Reputacja: 1 RyldArgith jest godny podziwuRyldArgith jest godny podziwuRyldArgith jest godny podziwuRyldArgith jest godny podziwuRyldArgith jest godny podziwuRyldArgith jest godny podziwuRyldArgith jest godny podziwuRyldArgith jest godny podziwuRyldArgith jest godny podziwuRyldArgith jest godny podziwuRyldArgith jest godny podziwu
- Moim panem nie jest ten twój, jak mu tam, Xalotun. Tylko pan Putzho. Nie wiem skąd przyszło ci do głowy bym był czempionem tego, który wysłał na nas tego potwora.
Powiedział spokojnie, przynajmniej starał się by jego wzrok tak brzmiał. Ale słowa Tary zaniepokoiły go. Więc właściciel skorpiona będzie dziś pewnie na uczcie. Będzie trzeba unikać go. Pewnie to ten, na którego zwrócił uwagę podczas występu na arenie. Albo jeden z jego podwładnych. Tego nie był do końca pewien.
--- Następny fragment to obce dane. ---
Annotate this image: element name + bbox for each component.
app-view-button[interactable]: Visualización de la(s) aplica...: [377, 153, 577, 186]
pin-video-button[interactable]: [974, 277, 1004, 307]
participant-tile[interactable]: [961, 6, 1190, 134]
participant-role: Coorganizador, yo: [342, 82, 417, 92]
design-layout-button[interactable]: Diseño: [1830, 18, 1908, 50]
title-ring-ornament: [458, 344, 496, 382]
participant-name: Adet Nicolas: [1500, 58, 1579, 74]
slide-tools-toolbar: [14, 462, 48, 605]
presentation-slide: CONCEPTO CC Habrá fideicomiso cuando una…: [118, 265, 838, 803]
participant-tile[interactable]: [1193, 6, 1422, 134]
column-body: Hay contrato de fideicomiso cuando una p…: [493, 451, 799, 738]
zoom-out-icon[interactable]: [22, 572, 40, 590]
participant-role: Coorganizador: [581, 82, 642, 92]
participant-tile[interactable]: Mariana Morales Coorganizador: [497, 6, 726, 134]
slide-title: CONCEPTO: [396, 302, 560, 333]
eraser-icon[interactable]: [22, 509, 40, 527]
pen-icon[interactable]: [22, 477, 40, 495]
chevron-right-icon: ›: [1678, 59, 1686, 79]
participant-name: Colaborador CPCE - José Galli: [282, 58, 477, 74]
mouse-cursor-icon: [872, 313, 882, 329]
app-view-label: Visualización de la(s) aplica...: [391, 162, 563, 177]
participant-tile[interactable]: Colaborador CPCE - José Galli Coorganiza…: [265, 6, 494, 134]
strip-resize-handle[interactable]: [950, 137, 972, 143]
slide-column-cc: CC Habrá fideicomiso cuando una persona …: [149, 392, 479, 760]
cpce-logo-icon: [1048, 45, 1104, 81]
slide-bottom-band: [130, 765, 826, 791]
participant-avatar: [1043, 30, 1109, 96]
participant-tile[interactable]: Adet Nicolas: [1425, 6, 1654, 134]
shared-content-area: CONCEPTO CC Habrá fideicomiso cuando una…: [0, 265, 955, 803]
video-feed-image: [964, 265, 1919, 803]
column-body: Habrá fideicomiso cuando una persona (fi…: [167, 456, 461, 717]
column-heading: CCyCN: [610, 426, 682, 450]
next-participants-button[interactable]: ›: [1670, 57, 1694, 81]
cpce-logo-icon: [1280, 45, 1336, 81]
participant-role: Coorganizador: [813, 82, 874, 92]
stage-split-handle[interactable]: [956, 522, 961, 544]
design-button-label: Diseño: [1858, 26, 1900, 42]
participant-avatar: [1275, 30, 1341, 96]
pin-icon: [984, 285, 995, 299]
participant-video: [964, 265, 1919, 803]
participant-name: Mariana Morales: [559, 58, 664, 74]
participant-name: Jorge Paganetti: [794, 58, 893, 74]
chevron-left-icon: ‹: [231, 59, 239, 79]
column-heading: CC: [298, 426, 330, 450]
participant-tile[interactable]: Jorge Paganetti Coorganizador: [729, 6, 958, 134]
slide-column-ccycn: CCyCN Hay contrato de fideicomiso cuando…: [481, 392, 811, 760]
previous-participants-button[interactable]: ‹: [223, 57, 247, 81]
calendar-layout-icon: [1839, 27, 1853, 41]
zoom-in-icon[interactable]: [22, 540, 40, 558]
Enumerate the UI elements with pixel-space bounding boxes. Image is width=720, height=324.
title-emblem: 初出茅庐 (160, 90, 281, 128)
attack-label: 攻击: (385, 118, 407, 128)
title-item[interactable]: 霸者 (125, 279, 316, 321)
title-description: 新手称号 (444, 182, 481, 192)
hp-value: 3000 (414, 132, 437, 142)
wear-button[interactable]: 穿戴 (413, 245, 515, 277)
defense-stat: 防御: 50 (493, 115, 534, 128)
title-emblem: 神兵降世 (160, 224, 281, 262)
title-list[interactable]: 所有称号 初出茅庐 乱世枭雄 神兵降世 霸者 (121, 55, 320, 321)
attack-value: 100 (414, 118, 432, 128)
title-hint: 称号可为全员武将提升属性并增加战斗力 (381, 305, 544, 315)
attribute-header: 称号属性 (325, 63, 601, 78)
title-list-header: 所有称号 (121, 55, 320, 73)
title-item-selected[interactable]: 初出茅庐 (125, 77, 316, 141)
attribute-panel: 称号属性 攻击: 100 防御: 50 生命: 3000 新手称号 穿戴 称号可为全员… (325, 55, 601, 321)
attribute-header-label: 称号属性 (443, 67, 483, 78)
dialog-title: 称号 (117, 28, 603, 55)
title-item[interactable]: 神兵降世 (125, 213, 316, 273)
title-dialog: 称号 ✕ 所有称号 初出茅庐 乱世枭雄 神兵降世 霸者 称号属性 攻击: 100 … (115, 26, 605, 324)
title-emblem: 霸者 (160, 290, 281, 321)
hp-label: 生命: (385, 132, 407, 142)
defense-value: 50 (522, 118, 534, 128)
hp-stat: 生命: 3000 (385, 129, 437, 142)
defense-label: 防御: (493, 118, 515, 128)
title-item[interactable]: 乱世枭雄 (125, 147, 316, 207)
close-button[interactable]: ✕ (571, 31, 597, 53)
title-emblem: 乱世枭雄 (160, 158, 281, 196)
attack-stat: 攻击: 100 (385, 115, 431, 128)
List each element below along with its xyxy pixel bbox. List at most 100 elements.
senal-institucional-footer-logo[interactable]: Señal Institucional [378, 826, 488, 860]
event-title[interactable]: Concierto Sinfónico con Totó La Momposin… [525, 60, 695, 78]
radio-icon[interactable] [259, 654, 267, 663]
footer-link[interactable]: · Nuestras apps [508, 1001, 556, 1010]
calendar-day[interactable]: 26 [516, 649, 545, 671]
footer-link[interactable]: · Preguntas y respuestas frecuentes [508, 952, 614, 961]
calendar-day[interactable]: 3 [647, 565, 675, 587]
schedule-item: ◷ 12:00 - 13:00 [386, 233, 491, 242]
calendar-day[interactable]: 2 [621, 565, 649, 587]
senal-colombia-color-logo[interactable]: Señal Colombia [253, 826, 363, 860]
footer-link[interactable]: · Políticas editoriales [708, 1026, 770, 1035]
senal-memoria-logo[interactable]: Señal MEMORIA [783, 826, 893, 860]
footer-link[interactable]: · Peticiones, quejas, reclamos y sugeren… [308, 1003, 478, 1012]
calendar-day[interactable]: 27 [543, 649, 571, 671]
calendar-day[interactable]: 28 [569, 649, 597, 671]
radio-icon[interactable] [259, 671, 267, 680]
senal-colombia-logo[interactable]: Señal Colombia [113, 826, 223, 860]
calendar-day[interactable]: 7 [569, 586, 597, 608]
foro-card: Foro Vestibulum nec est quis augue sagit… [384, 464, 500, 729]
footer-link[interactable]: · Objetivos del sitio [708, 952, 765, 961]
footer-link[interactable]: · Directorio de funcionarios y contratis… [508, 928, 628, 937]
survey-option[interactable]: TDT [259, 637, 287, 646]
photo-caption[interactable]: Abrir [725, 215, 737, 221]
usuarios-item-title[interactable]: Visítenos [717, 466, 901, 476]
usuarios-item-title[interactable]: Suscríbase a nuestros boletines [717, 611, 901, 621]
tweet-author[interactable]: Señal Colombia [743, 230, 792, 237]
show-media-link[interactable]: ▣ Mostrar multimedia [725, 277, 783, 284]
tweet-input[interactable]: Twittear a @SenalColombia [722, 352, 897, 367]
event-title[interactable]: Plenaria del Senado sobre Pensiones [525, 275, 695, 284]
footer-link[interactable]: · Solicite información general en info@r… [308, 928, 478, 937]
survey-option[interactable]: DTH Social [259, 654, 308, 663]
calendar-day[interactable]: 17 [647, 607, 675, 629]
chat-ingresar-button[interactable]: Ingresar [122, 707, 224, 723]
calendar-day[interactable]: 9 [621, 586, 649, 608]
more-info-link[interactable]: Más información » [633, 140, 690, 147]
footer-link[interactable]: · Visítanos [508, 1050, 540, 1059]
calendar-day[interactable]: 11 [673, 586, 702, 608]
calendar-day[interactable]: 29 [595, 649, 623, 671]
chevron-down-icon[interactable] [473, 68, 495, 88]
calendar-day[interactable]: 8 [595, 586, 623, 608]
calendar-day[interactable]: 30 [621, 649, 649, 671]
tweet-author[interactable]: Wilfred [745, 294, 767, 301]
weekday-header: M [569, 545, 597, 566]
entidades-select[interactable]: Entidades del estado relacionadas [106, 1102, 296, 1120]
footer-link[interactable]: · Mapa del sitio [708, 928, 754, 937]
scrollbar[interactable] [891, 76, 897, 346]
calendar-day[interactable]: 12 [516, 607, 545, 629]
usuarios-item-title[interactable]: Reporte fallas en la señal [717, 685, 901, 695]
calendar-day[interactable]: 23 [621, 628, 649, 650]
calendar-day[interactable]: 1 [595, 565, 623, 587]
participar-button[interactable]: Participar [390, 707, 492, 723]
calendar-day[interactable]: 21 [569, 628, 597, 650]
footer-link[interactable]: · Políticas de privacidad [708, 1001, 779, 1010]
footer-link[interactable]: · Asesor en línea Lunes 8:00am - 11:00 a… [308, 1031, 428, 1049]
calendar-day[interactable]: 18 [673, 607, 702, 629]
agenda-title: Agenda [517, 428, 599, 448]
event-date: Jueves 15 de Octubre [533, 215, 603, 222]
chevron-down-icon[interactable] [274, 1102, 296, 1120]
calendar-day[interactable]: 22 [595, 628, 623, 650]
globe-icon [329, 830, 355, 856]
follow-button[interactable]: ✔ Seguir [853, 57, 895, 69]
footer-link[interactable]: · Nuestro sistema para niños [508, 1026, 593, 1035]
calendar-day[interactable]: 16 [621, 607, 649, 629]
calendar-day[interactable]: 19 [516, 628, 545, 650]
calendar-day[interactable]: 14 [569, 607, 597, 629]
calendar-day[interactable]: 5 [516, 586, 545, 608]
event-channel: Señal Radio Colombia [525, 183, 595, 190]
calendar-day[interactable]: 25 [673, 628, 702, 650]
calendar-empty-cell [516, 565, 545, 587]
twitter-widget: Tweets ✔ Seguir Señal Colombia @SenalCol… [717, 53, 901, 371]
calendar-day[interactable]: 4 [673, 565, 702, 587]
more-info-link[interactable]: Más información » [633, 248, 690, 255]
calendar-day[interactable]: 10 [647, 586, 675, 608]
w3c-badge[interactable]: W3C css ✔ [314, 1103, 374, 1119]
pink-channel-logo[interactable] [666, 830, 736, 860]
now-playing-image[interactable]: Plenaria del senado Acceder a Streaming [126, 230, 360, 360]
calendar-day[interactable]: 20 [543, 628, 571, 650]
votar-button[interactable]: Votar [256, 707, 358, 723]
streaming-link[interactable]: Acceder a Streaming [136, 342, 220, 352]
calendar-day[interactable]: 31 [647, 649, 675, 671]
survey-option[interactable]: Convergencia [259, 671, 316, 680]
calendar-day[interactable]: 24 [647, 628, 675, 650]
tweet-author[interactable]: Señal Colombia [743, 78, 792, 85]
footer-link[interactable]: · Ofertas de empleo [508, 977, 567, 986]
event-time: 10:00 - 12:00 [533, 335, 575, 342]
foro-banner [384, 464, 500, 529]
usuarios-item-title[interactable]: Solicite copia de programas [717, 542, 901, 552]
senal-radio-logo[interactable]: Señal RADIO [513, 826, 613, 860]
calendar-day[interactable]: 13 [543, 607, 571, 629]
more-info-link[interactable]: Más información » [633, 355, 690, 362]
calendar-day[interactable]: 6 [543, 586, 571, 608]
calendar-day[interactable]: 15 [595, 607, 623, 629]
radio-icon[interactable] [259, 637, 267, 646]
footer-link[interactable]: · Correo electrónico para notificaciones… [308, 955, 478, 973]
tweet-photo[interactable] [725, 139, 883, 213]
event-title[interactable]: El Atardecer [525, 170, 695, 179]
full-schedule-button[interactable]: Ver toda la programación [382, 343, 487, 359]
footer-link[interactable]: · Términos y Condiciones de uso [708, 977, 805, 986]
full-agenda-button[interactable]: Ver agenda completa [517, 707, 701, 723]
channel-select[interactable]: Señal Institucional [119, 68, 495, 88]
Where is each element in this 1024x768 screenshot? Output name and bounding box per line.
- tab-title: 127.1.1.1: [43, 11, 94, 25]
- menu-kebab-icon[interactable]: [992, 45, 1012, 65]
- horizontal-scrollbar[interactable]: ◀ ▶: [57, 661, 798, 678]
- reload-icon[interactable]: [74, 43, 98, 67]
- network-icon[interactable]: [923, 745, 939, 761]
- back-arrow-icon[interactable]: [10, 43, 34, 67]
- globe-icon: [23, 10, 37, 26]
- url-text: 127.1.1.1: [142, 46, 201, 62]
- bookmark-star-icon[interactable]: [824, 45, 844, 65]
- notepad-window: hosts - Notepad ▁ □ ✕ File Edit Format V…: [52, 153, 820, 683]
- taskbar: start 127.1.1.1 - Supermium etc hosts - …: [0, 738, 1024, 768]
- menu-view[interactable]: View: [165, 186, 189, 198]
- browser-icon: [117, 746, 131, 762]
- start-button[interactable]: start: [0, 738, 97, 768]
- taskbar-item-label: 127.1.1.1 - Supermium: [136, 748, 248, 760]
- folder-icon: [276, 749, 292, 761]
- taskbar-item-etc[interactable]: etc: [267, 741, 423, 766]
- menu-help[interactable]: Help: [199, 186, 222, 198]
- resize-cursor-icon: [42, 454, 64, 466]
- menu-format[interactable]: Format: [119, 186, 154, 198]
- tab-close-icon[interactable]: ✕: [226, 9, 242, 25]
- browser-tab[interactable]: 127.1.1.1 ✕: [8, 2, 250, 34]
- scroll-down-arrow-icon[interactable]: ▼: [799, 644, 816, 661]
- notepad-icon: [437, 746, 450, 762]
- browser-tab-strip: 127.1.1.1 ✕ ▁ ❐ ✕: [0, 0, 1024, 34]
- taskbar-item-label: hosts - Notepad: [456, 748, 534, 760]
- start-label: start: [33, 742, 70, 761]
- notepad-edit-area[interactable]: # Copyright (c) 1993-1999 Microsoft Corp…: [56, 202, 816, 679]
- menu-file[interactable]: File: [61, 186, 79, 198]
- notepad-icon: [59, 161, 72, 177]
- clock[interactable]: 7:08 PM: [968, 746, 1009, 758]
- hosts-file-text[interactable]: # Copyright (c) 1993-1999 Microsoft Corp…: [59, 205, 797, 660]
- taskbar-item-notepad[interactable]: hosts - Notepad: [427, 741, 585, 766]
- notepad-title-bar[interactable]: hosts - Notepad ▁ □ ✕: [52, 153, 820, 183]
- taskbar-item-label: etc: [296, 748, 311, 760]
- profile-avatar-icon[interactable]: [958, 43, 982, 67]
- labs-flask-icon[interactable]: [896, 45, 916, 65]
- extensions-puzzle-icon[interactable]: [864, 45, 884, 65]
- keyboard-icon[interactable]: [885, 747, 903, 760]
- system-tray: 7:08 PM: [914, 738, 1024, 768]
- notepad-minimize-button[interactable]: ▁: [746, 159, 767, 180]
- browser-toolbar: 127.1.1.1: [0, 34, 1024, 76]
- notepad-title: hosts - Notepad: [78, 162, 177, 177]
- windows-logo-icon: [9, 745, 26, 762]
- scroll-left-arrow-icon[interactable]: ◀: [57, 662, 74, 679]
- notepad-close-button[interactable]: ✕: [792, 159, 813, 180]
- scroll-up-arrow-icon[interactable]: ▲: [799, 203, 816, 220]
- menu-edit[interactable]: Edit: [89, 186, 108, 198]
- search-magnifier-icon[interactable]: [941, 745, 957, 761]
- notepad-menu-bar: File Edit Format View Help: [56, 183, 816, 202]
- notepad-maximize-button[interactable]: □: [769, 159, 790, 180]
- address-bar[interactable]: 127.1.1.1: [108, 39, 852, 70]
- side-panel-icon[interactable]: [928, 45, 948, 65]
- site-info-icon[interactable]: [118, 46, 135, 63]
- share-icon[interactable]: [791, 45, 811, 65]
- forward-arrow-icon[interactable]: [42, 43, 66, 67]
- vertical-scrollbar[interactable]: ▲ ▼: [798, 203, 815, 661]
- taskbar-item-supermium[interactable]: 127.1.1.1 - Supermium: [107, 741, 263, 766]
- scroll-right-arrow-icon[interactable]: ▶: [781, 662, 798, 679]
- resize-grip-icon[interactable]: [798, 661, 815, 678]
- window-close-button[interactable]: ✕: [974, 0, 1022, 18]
- Nie znam zatem tego Xalotuna. Nie wiem więc jakim on jest człowiekiem. Czemu cię to interesuje?
Dopowiedział, utkwiwszy wzrok w Tarze. Pytanie zaskoczyło go. Jak ona mogła przypuszczać że służy temu Xalotunowi. To było niemożliwe. Chyba żeby... Nie, Spaślak nie sprzedałby go. Nie miał po co, chyba że.. Zamyślił się. Jakby tak się zastanowić nad tym, to wcale nie jest takie nie do pomyślenia.
Jednak co by nie było, ma być wolny. Niezależnie czy był własnością pana Putzho, czy dostał się w ręce tego trikarnijczyka. W tym drugim wypadku jednak będzie musiał zachować wzmożoną ostrożność. Słyszał co nieco o trikarnijczykach, nie były to pochlebne opinie.
Słuchał odpowiedzi niewolnicy, obracając w palcach kawałek chityny. Było blisko, za blisko. Na przyszłość muszę bardziej uważać. Potrzymał chitynowy kawałek w dłoni, zważył go, po czym odłożył na bok, na krawędź basenu.